Die USA und ihre Alliierten ließen sich jedoch nicht von Aufklärungsmissionen im internationalen Luftraum abbringen, sagte Hecker. Das US-Außenministerium interveniere nun bei den russischen Behörden, sagte John Kirby, Sprecher des Nationalen Sicherheitsrates, in Washington. Der russische Botschafter wurde einbestellt. Präsident Joe Biden sei über den Absturz informiert worden.

Die USA überfliegen das Schwarze Meer regelmäßig. Vor mehr als einem Jahr, schon vor der russischen Invasion der Ukraine, haben sie die Drohnenflüge laut Kirby intensiviert. Immer wieder hätten seither russische Jets amerikanische Fluggeräte abzufangen versucht. Der aktuelle Vorfall steche hervor, weil er zum Absturz der Drohne geführt habe.

Der Zwischenfall befeuert Befürchtungen über einen Unfall mit unbeabsichtigten Konsequenzen, wenn Maschinen der Nato und Russlands in geringer Entfernung voneinander operieren. Schon im Syrien-Krieg ging die Angst um, dass sie ungewollt aneinandergeraten könnten.

Nato zeigt Präsenz im Schwarzen Meer

Über dem Schwarzen Meer spitzt sich die Situation seit Jahren zu. Wladimir Putins Truppen begannen nach der Annexion der Krim im Jahr 2014, sich im Umfeld der ukrainischen Halbinsel deutlich aggressiver zu verhalten.

Russland beansprucht Gewässer und Bereiche des Luftraums für sich, die völkerrechtlich als ukrainisch gelten, da die Annexion der Krim von der internationalen Gemeinschaft nicht anerkannt wird. Mehrmals zwangen russische Einheiten Nato-Schiffe zu Ausweichmanövern, teilweise mit Warnschüssen.

Wo die US-Drohne genau flog, ist nicht bekannt. Die russische Armee beteuerte, ihre Jets hätten sie nicht angegriffen, diese sei wegen riskanter Manöver von selbst abgestürzt. In nationalistischen Kreisen kursierte die Version, die Reaper sei nur einige Dutzend Kilometer vor der Südwestküste der Krim abgestürzt, sie habe russischen Luftraum verletzt.

Es habe früher oder später zu einem solchen Zwischenfall kommen müssen, kommentierte ein russischer Militärblogger, der gute Verbindungen in die Sicherheitskräfte hat. Die Nato sei permanent mit Drohnen über dem Schwarzen Meer aktiv, um der ukrainischen Armee zu helfen. Dass Russland die US-Drohne als feindlich betrachtet habe, sei in Anbetracht des Beschusses der Krim durch ukrainische Drohnen nur logisch.

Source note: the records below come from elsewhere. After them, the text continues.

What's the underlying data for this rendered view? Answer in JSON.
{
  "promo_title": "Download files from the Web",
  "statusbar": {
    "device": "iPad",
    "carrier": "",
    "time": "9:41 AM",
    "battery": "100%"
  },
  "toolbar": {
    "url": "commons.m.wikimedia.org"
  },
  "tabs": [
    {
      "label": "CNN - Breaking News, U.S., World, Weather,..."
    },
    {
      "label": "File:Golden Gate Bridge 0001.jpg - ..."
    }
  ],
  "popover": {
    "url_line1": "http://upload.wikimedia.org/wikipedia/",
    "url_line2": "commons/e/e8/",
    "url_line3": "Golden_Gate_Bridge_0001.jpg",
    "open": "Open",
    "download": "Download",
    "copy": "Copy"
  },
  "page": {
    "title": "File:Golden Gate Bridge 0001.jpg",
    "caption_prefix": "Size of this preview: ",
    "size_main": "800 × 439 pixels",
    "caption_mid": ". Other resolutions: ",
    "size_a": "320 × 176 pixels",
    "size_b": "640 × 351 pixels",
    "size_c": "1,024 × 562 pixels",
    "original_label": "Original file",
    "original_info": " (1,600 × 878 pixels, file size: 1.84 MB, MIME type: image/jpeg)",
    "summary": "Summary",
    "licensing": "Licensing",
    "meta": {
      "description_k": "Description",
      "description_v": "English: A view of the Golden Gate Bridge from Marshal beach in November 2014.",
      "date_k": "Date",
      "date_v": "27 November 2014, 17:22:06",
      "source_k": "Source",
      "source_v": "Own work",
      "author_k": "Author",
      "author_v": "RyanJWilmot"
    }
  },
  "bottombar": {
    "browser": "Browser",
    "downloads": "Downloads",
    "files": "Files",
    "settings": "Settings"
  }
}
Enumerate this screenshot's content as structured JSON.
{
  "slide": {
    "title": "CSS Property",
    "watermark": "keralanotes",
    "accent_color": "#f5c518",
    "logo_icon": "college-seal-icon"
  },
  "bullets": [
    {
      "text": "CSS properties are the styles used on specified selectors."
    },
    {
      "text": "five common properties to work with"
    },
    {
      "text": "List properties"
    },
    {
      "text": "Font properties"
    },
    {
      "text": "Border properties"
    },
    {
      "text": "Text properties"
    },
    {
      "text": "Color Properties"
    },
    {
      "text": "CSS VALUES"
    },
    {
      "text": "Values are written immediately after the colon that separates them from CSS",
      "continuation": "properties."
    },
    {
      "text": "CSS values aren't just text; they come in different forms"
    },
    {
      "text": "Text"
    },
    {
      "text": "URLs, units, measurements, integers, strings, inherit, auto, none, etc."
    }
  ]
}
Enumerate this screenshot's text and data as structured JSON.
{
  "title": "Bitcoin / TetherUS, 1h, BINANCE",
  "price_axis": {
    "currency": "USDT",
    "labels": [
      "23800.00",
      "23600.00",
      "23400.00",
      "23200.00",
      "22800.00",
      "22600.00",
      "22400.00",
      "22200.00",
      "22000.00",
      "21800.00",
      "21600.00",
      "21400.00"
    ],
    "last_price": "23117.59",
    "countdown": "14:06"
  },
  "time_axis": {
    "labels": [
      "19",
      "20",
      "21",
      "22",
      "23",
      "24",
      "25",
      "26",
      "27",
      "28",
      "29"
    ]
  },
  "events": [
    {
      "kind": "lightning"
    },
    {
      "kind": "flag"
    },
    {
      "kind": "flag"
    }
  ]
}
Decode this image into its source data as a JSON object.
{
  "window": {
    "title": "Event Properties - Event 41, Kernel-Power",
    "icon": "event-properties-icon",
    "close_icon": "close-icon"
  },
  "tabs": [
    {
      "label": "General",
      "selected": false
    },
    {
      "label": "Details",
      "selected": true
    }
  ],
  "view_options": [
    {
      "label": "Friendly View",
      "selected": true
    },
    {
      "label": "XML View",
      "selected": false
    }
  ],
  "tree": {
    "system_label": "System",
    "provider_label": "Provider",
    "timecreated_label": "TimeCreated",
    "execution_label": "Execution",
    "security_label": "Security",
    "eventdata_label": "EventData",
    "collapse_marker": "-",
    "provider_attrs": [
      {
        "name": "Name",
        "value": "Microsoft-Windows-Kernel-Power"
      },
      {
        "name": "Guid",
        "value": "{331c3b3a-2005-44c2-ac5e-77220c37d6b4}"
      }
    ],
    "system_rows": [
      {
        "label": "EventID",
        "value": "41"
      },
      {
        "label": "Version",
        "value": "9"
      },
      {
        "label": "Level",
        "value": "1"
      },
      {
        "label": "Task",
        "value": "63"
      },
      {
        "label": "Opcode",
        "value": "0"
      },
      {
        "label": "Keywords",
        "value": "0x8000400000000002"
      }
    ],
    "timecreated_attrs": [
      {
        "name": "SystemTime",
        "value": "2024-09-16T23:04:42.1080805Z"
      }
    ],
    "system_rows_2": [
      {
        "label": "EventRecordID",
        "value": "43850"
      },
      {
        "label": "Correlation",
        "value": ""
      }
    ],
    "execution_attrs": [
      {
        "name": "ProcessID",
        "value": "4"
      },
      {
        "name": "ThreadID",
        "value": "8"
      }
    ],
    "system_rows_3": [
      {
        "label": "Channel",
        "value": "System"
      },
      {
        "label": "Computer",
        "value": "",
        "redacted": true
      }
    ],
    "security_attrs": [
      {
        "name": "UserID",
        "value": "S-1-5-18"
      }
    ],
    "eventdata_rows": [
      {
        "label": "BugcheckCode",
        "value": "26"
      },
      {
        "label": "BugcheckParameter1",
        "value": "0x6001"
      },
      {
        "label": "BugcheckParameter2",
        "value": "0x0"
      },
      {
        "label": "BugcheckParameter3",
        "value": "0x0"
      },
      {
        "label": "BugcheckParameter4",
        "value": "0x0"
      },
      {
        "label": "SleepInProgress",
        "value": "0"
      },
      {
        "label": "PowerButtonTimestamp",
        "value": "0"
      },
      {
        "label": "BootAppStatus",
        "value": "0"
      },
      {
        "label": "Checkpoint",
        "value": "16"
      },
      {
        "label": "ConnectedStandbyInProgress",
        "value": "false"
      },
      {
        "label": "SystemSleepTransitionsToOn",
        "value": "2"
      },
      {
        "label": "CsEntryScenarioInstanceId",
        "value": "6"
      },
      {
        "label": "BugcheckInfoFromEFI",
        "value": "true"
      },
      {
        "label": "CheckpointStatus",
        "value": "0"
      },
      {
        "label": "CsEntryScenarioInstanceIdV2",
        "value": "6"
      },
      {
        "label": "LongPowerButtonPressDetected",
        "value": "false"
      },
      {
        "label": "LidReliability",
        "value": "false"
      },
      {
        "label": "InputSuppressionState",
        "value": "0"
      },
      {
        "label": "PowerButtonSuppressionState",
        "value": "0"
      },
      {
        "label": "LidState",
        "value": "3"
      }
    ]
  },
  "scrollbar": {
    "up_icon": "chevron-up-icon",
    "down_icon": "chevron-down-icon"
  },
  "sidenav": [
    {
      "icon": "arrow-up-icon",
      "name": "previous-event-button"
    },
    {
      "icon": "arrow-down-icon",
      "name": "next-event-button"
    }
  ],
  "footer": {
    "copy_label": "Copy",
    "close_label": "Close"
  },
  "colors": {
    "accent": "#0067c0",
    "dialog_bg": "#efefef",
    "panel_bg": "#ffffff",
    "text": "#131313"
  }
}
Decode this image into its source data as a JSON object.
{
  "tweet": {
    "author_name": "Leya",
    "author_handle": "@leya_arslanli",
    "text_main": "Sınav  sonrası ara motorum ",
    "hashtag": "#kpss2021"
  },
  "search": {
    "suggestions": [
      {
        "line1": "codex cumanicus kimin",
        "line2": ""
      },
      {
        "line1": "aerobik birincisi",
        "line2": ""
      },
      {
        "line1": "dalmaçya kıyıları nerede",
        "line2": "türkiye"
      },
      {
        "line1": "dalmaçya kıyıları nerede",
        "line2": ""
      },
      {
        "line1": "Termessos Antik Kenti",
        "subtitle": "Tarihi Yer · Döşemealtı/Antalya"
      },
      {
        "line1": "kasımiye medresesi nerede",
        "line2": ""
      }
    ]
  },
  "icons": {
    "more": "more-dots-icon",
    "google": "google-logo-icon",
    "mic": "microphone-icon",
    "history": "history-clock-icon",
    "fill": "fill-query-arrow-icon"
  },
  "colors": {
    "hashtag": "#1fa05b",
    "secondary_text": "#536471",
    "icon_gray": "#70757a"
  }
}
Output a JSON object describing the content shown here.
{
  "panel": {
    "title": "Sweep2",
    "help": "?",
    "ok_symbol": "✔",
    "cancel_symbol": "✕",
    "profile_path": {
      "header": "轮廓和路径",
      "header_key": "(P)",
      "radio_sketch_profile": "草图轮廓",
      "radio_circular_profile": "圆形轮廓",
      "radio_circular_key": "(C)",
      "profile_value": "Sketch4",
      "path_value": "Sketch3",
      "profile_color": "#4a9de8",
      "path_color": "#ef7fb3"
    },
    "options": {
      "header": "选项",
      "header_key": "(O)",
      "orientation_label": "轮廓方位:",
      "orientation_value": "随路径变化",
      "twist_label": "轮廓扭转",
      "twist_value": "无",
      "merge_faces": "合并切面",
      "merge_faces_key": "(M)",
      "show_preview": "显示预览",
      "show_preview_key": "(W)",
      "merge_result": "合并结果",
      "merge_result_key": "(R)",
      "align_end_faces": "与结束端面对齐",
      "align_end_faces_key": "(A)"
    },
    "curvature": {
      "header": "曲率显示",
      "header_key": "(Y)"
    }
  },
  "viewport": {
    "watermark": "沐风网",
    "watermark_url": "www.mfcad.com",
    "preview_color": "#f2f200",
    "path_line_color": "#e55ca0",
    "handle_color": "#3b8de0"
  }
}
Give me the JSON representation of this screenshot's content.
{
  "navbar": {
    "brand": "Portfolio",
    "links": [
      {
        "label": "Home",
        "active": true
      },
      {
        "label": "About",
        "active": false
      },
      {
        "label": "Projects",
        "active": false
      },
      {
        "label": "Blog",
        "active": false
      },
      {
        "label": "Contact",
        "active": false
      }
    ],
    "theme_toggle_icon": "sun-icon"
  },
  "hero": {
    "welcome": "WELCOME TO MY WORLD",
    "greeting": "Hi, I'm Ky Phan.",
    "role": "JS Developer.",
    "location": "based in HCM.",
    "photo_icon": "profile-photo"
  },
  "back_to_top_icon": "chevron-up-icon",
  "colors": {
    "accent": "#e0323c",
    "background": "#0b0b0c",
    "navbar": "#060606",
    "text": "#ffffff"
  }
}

Russland reagiert zunehmend forscher

Die russische Luftwaffe bedrängt zunehmend auch in unbestritten internationalem Luftraum in der Nähe russischer Grenzen Flugzeuge anderer Staaten. Besonders aggressiv verhält sie sich über dem Schwarzen Meer sowie über der Ostsee, wie der US-Thinktank Rand Corporation durch eine Untersuchung von Hunderten Vorfällen nachwies. Noch vor einigen Jahren signalisierten die russischen Piloten ihr Missfallen, indem sie beim Vorbeifliegen die unbewaffneten Flügelunterseiten ihrer Jets zeigten. Inzwischen fliegen die Russen näher heran, um die mit Raketen bestückten Flügel zur Schau zu stellen. Über dem Schwarzen Meer etwa näherten sie sich vor zwei Jahren einem B-52-Bomber der USA, der an einer Nato-Übung teilnahm, auf 30 Meter.

Oft fliegen die Russen auch in geringem Abstand vor einem anderen Flugzeug vorbei. Je waghalsiger solche Manöver, desto größer das Unfallrisiko. Amerikanische Sicherheitsexperten gehen davon aus, dass dies dem russischen Jet am Dienstag beinahe zum Verhängnis geworden wäre: Statt die Drohne von ihrem Kurs abzubringen, touchierte er unabsichtlich deren Propeller.

Der nationalistische Kreml-Loyalist Dmitrij Rogosin, einst Chef der russischen Raumfahrtbehörde und heute angeblich Freiwilliger in der Ukraine, feierte das als Heldentat: "Bravo Jungs! Ich gratuliere den glorreichen russischen Fliegern. Weiter so!"